祝福のキスで若返ったかつての英雄に、溺愛されることになった聖女は私です!~イケオジ騎士団長と楽勝救世の旅と思いきや、大変なことになっちゃった~

08 帰りたくない

 今日は野営でなくて、街道沿いの宿屋で宿泊することになった。

 勇者と聖女のご一行の予定の日時は先んじて周知されているから、私たちは割と大所帯なんだけどいつも御用達の宿屋があり、部屋が取れないということは絶対にない。

 私は慣れない営業スマイルを浮かべつつ、集まっている人たちに手を振った。そうしたら、拍手と大きな歓声が聞こえて聖女様コールまで……アイドルじゃないよ!

 ……うん。魔物を倒すための救世の旅については、百回以上事故もなく無事だからと皆慣れ過ぎなんだと思うんだよね。

 聖女だけど、芸能人が来た訳じゃないんだから……この世界では、似たようなものなのかもしれないけど。
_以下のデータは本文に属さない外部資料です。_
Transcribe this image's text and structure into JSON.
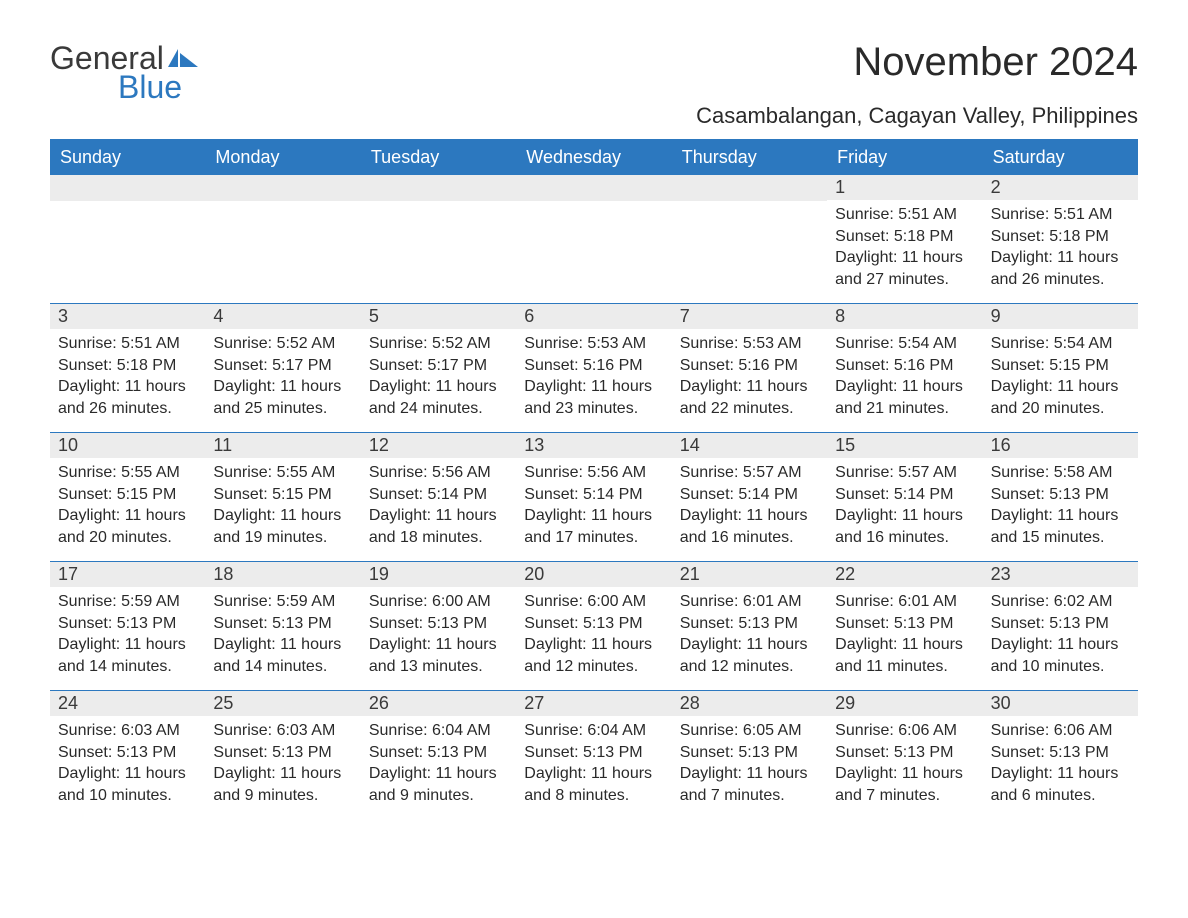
{
  "brand": {
    "name_part1": "General",
    "name_part2": "Blue",
    "text_color": "#3a3a3a",
    "accent_color": "#2c78bf"
  },
  "header": {
    "month_title": "November 2024",
    "location": "Casambalangan, Cagayan Valley, Philippines",
    "title_fontsize": 40,
    "location_fontsize": 22
  },
  "calendar": {
    "weekdays": [
      "Sunday",
      "Monday",
      "Tuesday",
      "Wednesday",
      "Thursday",
      "Friday",
      "Saturday"
    ],
    "header_bg": "#2c78bf",
    "header_text": "#ffffff",
    "daybar_bg": "#ececec",
    "rule_color": "#2c78bf",
    "body_text_color": "#2a2a2a",
    "body_fontsize": 16,
    "weeks": [
      [
        {
          "day": "",
          "sunrise": "",
          "sunset": "",
          "daylight": ""
        },
        {
          "day": "",
          "sunrise": "",
          "sunset": "",
          "daylight": ""
        },
        {
          "day": "",
          "sunrise": "",
          "sunset": "",
          "daylight": ""
        },
        {
          "day": "",
          "sunrise": "",
          "sunset": "",
          "daylight": ""
        },
        {
          "day": "",
          "sunrise": "",
          "sunset": "",
          "daylight": ""
        },
        {
          "day": "1",
          "sunrise": "Sunrise: 5:51 AM",
          "sunset": "Sunset: 5:18 PM",
          "daylight": "Daylight: 11 hours and 27 minutes."
        },
        {
          "day": "2",
          "sunrise": "Sunrise: 5:51 AM",
          "sunset": "Sunset: 5:18 PM",
          "daylight": "Daylight: 11 hours and 26 minutes."
        }
      ],
      [
        {
          "day": "3",
          "sunrise": "Sunrise: 5:51 AM",
          "sunset": "Sunset: 5:18 PM",
          "daylight": "Daylight: 11 hours and 26 minutes."
        },
        {
          "day": "4",
          "sunrise": "Sunrise: 5:52 AM",
          "sunset": "Sunset: 5:17 PM",
          "daylight": "Daylight: 11 hours and 25 minutes."
        },
        {
          "day": "5",
          "sunrise": "Sunrise: 5:52 AM",
          "sunset": "Sunset: 5:17 PM",
          "daylight": "Daylight: 11 hours and 24 minutes."
        },
        {
          "day": "6",
          "sunrise": "Sunrise: 5:53 AM",
          "sunset": "Sunset: 5:16 PM",
          "daylight": "Daylight: 11 hours and 23 minutes."
        },
        {
          "day": "7",
          "sunrise": "Sunrise: 5:53 AM",
          "sunset": "Sunset: 5:16 PM",
          "daylight": "Daylight: 11 hours and 22 minutes."
        },
        {
          "day": "8",
          "sunrise": "Sunrise: 5:54 AM",
          "sunset": "Sunset: 5:16 PM",
          "daylight": "Daylight: 11 hours and 21 minutes."
        },
        {
          "day": "9",
          "sunrise": "Sunrise: 5:54 AM",
          "sunset": "Sunset: 5:15 PM",
          "daylight": "Daylight: 11 hours and 20 minutes."
        }
      ],
      [
        {
          "day": "10",
          "sunrise": "Sunrise: 5:55 AM",
          "sunset": "Sunset: 5:15 PM",
          "daylight": "Daylight: 11 hours and 20 minutes."
        },
        {
          "day": "11",
          "sunrise": "Sunrise: 5:55 AM",
          "sunset": "Sunset: 5:15 PM",
          "daylight": "Daylight: 11 hours and 19 minutes."
        },
        {
          "day": "12",
          "sunrise": "Sunrise: 5:56 AM",
          "sunset": "Sunset: 5:14 PM",
          "daylight": "Daylight: 11 hours and 18 minutes."
        },
        {
          "day": "13",
          "sunrise": "Sunrise: 5:56 AM",
          "sunset": "Sunset: 5:14 PM",
          "daylight": "Daylight: 11 hours and 17 minutes."
        },
        {
          "day": "14",
          "sunrise": "Sunrise: 5:57 AM",
          "sunset": "Sunset: 5:14 PM",
          "daylight": "Daylight: 11 hours and 16 minutes."
        },
        {
          "day": "15",
          "sunrise": "Sunrise: 5:57 AM",
          "sunset": "Sunset: 5:14 PM",
          "daylight": "Daylight: 11 hours and 16 minutes."
        },
        {
          "day": "16",
          "sunrise": "Sunrise: 5:58 AM",
          "sunset": "Sunset: 5:13 PM",
          "daylight": "Daylight: 11 hours and 15 minutes."
        }
      ],
      [
        {
          "day": "17",
          "sunrise": "Sunrise: 5:59 AM",
          "sunset": "Sunset: 5:13 PM",
          "daylight": "Daylight: 11 hours and 14 minutes."
        },
        {
          "day": "18",
          "sunrise": "Sunrise: 5:59 AM",
          "sunset": "Sunset: 5:13 PM",
          "daylight": "Daylight: 11 hours and 14 minutes."
        },
        {
          "day": "19",
          "sunrise": "Sunrise: 6:00 AM",
          "sunset": "Sunset: 5:13 PM",
          "daylight": "Daylight: 11 hours and 13 minutes."
        },
        {
          "day": "20",
          "sunrise": "Sunrise: 6:00 AM",
          "sunset": "Sunset: 5:13 PM",
          "daylight": "Daylight: 11 hours and 12 minutes."
        },
        {
          "day": "21",
          "sunrise": "Sunrise: 6:01 AM",
          "sunset": "Sunset: 5:13 PM",
          "daylight": "Daylight: 11 hours and 12 minutes."
        },
        {
          "day": "22",
          "sunrise": "Sunrise: 6:01 AM",
          "sunset": "Sunset: 5:13 PM",
          "daylight": "Daylight: 11 hours and 11 minutes."
        },
        {
          "day": "23",
          "sunrise": "Sunrise: 6:02 AM",
          "sunset": "Sunset: 5:13 PM",
          "daylight": "Daylight: 11 hours and 10 minutes."
        }
      ],
      [
        {
          "day": "24",
          "sunrise": "Sunrise: 6:03 AM",
          "sunset": "Sunset: 5:13 PM",
          "daylight": "Daylight: 11 hours and 10 minutes."
        },
        {
          "day": "25",
          "sunrise": "Sunrise: 6:03 AM",
          "sunset": "Sunset: 5:13 PM",
          "daylight": "Daylight: 11 hours and 9 minutes."
        },
        {
          "day": "26",
          "sunrise": "Sunrise: 6:04 AM",
          "sunset": "Sunset: 5:13 PM",
          "daylight": "Daylight: 11 hours and 9 minutes."
        },
        {
          "day": "27",
          "sunrise": "Sunrise: 6:04 AM",
          "sunset": "Sunset: 5:13 PM",
          "daylight": "Daylight: 11 hours and 8 minutes."
        },
        {
          "day": "28",
          "sunrise": "Sunrise: 6:05 AM",
          "sunset": "Sunset: 5:13 PM",
          "daylight": "Daylight: 11 hours and 7 minutes."
        },
        {
          "day": "29",
          "sunrise": "Sunrise: 6:06 AM",
          "sunset": "Sunset: 5:13 PM",
          "daylight": "Daylight: 11 hours and 7 minutes."
        },
        {
          "day": "30",
          "sunrise": "Sunrise: 6:06 AM",
          "sunset": "Sunset: 5:13 PM",
          "daylight": "Daylight: 11 hours and 6 minutes."
        }
      ]
    ]
  }
}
 今回の聖女である私は、宿屋の中でも最高級の部屋を用意されることになる。馬鹿王子エセルバードだとしても、そこには異論がないようで慣例に従ってはいる。

 けど、王族の彼はそれに準じる程度の部屋を用意して貰えるので、お互いに距離を取っているテントでは離れることが出来るけど、宿屋の部屋では階数も同じで近い部屋になってしまう。
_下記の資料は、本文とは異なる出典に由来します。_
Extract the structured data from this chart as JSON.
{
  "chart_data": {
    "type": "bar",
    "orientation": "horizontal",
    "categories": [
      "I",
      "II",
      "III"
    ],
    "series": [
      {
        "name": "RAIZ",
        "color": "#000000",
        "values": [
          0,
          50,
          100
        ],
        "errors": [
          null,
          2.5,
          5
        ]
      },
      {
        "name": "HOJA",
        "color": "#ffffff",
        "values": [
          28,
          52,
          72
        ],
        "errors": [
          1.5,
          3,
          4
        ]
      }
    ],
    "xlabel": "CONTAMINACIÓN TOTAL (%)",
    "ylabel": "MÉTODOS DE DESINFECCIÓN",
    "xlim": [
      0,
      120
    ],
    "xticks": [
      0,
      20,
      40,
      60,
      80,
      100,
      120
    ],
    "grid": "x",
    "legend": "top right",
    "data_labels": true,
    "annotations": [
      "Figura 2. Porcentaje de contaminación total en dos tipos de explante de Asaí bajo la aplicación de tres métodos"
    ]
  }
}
「何か目に見えて役に立つような能力があれば、他国へ行く際に伴う愛人にしてやっても良かったのに……本当に、何をどうしても際立つところのない普通の女だな。残念だ」

 部屋の扉を開こうとした私を下から舐めるように見たエセルバードは、残念だと言わんばかりにため息をつきつつ言った。

 強い怒りが心の中にわき上がったものの、魔法の言葉「あれは、三歳児」を心の中で何度も唱えた。